October, 1996   Auburn Journal

 

Filcher had been a freight hauler, a school teacher in Auburn, half owner of the Herald with Lt. Governor Joseph  Walkup, a member of the California State Convention and one of the framers of the of the State Constitution, a State Senator, a state prison director president of the California Press Association, manager of the California State Board of Trade and secretary to the State Agricultural Society, and a Past Great Sachem of the Order of Red Men. His contact with European nobility came when he was appointed state commissioner to the Horticultural Exposition in Hamburg, Germany, in 1897 and was a California representative to the Paris World Exposition in 1900.  He also was a commissioner to the Cotton State Exposition in Atlanta Georgia, in 1895 and commissioner to the Louisiana Purchase Exposition in St.
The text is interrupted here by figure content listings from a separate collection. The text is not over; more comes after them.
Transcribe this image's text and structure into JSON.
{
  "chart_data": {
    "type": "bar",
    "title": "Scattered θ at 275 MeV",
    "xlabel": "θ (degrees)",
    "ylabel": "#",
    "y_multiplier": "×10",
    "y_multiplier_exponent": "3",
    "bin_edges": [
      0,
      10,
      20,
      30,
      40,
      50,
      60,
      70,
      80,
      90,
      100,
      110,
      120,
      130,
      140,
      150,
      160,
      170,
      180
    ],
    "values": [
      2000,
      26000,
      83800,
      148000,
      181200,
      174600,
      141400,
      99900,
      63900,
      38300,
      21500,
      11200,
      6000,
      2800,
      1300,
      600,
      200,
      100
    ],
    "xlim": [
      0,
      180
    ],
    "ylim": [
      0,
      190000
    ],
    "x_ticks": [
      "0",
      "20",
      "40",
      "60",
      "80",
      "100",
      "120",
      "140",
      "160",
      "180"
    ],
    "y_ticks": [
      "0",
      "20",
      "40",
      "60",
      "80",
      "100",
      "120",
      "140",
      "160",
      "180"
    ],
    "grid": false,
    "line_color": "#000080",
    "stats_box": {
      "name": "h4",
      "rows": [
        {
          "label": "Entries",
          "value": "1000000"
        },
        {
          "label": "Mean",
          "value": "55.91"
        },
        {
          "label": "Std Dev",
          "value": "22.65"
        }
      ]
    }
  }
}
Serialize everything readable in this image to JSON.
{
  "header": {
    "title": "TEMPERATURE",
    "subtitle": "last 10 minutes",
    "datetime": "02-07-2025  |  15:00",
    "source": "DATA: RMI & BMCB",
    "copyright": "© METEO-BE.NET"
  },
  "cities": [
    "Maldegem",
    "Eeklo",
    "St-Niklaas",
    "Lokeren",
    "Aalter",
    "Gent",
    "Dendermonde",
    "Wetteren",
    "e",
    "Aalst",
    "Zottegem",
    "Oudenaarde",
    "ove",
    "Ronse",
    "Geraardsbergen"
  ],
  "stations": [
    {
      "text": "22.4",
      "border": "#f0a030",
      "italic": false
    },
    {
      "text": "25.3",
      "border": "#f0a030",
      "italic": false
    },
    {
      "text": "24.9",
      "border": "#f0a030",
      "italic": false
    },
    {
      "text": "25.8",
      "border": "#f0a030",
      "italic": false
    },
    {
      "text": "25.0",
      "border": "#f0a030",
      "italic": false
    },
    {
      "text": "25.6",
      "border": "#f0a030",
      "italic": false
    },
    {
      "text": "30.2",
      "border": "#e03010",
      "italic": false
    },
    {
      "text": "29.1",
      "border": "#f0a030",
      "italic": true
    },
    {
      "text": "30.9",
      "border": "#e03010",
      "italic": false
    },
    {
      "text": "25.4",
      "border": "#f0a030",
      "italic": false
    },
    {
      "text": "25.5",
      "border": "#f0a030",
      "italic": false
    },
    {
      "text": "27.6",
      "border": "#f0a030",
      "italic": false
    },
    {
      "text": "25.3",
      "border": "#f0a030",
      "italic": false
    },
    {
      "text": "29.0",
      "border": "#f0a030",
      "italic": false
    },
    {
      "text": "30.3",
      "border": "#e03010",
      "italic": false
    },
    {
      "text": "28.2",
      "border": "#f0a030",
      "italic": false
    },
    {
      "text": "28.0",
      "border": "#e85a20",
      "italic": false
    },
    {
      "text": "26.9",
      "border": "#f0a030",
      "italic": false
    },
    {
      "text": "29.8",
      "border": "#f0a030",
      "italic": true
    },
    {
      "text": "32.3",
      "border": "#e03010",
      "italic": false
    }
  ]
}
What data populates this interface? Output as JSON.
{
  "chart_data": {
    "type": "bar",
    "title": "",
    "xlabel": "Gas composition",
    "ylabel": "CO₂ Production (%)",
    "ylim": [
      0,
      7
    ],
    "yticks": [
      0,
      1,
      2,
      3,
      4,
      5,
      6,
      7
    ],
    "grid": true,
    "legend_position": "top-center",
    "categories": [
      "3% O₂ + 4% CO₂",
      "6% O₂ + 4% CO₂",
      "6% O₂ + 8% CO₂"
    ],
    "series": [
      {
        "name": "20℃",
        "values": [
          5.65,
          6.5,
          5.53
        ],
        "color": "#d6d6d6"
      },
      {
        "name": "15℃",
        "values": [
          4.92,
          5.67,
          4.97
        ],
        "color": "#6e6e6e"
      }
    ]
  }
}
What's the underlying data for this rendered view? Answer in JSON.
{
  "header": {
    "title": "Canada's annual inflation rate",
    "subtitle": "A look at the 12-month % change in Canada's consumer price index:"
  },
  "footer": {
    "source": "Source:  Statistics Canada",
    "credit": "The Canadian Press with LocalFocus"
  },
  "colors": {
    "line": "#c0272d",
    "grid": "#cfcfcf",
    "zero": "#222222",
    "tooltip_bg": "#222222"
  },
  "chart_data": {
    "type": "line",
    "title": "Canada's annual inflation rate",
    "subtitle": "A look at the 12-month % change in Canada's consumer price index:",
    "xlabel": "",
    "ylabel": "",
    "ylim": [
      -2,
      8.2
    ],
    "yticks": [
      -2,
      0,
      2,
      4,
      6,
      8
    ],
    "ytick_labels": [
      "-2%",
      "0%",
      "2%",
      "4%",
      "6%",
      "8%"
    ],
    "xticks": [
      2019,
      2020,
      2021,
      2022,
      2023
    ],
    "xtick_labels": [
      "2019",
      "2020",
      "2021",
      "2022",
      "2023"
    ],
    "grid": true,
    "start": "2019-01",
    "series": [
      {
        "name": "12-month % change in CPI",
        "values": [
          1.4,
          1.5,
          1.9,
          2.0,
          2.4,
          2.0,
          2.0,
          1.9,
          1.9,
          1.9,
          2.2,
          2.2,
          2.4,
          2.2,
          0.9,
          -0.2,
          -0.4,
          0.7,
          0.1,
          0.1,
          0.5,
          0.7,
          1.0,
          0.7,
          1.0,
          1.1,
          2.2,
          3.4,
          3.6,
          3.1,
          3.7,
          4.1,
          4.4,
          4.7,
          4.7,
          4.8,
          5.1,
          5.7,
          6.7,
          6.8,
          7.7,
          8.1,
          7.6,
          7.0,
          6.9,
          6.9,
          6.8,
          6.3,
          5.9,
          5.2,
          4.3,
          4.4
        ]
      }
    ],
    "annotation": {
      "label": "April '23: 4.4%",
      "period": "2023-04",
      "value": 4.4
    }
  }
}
Louis, Missouri.

 

He was nominated to run for the Senate in 1880, but was defeated.  In 1882 he was nominated again and he defeated fomer Placer County District Attorney, John M. Fulweiler.

 

He had a fantastic memory and recalled 60 years later the detailed incidents when at age 14 he traveled from his birthplace in Burlingame, Iowa across the plains with his parents.  He remembered when the family wagon train met others traveling west at Council Bluffs, Iowa and he heard some of them singing “Haw gee Buck, Jake take the team, God Bless your soul dear Mary, These horned oxen that you see, Are going to cross the prarie.

 

Filcher’s family settled in Yuba County in 1859.  He moved to Auburn in 1870 where he was principal of the Auburn Union Grammar School. . .

 

He wrote two years before he died about the legendary stage driver, Jim McCue who raced another stage driver from Newcastle to Grass Valley and won a $100 dollar bet.  Filcher said McCue drove recklessly and without abandon, only concerned about winning the wager, “when the other driver arrived at Grass Valley, McCue was sitting on the sidewalk with his feet up against a post and smoking a cigar, With a twinkle in his eye, he asked his dejected rival    “Where the devil have you been all day?”

 

Filcher wrote about his  memories called “Looking Back” and subtitled “The Recollections and Experiences of an old Placerite”.

 

He married Clara Tinkham  in Sheridan in 1873.

 

He was depicted as one of the best known men in Northern California by writers who chronicled his leadership roles.

 

Before Filcher signed off his column with “the end” he offered some sound advice to the young people who followed him. “Boys, whatever you undertake to do, do your best.  Be honest with your self and others.  Tell the truth and never lie".